Il s'était penché sur moi, m'avait transpercée une fois de plus de ses beaux yeux translucides. Il s'était adressé à moi en chuchotant, comme ayant peur de me brusquer.

« - Reviens-moi. Tu me manques, tu sais. C'est vide sans toi. Reviens-moi, Axelle.

- Mais je ne peux pas Matt, tu le sais. C'est dur. J'ai essayé. Je te le promets, Matt, j'ai essayé. J'ai l'impression que je n'en suis pas capable.

- Si, tu peux le faire. Il te suffit de faire les bons choix.

- Mais quels choix, Matt ? Aucun ne s'offre à moi !

- Rentre à la maison.

- Je me sens impuissante.

- Mais tu ne l'es pas ! Si tu le veux, tu le peux, Axelle. Tu guides ta propre vie, souviens-t-en.

- J'ai l'impression que c'est plutôt l'inverse.

- Et moi j'aimerais que tu comprennes que c'est toi qui tiens les rênes. Mais je te demande juste une chose ; laisse-moi te dire seulement "à bientôt" et non pas "adieu". Je t'en supplie. Prends le temps qu'il faudra, mais reviens-moi. »
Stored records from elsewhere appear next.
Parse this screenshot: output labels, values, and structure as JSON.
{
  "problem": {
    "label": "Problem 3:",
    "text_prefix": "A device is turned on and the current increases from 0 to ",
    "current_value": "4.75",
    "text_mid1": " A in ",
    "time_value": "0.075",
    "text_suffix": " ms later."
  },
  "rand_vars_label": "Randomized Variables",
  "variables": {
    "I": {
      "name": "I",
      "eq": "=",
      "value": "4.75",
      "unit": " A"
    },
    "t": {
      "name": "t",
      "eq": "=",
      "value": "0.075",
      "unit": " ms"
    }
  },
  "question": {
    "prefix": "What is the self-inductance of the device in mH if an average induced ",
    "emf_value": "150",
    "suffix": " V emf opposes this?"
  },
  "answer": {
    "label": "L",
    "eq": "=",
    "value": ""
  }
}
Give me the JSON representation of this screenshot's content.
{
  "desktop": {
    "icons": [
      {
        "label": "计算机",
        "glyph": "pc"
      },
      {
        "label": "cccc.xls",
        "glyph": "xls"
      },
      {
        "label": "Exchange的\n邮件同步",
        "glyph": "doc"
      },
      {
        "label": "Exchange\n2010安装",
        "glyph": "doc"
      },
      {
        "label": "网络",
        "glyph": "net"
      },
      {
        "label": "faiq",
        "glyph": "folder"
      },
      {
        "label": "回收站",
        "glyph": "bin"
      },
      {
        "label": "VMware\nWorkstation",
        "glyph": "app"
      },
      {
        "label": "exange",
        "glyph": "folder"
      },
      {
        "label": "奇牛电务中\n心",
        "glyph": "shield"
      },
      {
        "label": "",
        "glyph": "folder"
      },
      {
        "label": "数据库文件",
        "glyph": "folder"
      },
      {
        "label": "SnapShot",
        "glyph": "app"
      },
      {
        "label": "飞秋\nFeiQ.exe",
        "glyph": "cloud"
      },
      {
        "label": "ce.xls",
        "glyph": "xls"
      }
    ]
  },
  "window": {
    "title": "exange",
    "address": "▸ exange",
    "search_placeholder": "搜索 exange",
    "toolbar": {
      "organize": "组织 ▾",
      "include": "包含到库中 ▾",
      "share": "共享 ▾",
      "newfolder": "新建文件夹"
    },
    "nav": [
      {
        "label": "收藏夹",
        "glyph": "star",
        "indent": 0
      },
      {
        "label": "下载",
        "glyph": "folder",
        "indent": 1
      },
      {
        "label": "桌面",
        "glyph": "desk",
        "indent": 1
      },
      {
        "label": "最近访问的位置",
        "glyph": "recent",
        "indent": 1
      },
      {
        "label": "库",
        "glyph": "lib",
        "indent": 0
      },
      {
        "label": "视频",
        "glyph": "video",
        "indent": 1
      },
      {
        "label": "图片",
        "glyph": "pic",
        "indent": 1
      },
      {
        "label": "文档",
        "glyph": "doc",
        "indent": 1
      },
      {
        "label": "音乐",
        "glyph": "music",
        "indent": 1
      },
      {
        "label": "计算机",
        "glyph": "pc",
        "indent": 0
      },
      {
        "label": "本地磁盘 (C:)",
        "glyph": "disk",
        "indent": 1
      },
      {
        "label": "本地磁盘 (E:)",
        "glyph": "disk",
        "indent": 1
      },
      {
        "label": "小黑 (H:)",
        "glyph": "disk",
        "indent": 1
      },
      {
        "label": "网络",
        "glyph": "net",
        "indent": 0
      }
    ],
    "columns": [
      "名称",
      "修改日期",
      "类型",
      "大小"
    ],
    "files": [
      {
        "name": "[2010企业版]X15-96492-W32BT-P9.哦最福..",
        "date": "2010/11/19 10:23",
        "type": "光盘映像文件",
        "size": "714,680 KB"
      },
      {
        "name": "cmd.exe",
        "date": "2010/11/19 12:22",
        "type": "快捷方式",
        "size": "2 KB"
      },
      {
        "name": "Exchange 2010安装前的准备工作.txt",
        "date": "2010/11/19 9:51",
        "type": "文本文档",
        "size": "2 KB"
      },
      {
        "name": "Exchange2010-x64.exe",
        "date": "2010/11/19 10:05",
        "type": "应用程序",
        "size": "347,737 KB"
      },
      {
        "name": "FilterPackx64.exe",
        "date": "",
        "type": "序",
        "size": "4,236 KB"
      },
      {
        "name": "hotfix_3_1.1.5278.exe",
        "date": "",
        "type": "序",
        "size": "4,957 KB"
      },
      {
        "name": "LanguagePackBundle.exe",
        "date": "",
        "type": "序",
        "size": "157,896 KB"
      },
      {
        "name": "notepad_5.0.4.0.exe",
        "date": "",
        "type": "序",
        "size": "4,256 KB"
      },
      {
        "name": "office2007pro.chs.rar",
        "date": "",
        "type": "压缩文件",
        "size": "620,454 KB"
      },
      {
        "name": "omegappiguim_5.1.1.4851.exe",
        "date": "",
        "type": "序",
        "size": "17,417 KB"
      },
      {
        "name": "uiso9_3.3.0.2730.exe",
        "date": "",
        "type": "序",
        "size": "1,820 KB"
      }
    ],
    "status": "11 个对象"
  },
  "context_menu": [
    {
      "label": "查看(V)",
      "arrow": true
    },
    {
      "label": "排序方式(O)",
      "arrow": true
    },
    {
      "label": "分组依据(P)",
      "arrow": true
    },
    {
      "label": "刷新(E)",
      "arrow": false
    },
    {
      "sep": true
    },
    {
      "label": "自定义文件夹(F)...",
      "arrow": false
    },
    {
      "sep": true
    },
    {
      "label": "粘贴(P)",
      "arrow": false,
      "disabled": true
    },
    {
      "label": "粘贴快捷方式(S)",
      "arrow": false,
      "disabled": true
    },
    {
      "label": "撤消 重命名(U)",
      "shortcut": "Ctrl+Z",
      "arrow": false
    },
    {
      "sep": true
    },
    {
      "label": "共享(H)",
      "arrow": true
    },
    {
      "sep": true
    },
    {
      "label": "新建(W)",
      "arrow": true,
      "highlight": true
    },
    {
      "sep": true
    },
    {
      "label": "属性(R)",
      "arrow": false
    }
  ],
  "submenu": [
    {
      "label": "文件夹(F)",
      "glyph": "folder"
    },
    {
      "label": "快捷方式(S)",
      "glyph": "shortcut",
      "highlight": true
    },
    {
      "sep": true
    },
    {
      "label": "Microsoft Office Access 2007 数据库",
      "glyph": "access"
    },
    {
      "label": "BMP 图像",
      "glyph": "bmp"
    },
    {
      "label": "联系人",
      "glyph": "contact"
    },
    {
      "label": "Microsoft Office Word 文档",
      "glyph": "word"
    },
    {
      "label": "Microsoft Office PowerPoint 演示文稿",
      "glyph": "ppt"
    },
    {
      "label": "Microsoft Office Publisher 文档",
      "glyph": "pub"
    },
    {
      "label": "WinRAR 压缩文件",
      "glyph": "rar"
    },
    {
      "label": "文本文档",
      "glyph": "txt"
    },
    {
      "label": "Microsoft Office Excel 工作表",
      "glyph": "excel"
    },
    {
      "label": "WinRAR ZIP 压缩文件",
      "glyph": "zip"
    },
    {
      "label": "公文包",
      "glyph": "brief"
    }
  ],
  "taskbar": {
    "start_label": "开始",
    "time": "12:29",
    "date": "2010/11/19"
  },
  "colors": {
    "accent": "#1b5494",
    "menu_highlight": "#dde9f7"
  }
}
Il avait esquissé un geste. Il avait voulu partir. Un sentiment d'abandon s'était emparé de moi tout à coup.

« - Matt !

- Je ne peux pas t'aider plus, Axelle, c'est à toi de le faire maintenant. »

Puis il avait ajouté, suppliant.

« - Fais-le.

- Je le ferai.

- Pour moi ?

- Pour toi... »

J'avais murmuré ces derniers mots du bout des lèvres, comme une promesse que l'on n'ose prononcer à voix haute de peur qu'elle ne s'accomplisse pas.

Je restai allongée un long moment dans le noir, les mains sur le ventre, fixant le plafond. Pensive, je me remémorais le rêve que je venais de faire. Que signifiait-il ? Il est vrai que je regrettais le passé. Mon insouciance de l'époque. C'était loin déjà. Mais peut-être valait-il mieux aller de l'avant, toujours plus loin, plutôt que revenir sur ses pas. Pourtant, tout semblait si simple là-bas. Et j'avais fait une promesse. Je reviendrai.

Plongée dans mes pensées, je n'entendis pas tout de suite les murmures qui s'élevaient de Matt à côté de moi. Finissant par m'en rendre compte, je tendis l'oreille.

« - C'est sa mère.

- Quoi ?

- C'est sa mère. »

Je me redressai.

« - Mais de qui tu parles ? »

Je me rendis alors compte que Matt dormait. Il parlait dans son sommeil. Je m'apprêtai à m'allonger de nouveau quand il reprit la parole. Cette fois, ses mots m'interpellèrent.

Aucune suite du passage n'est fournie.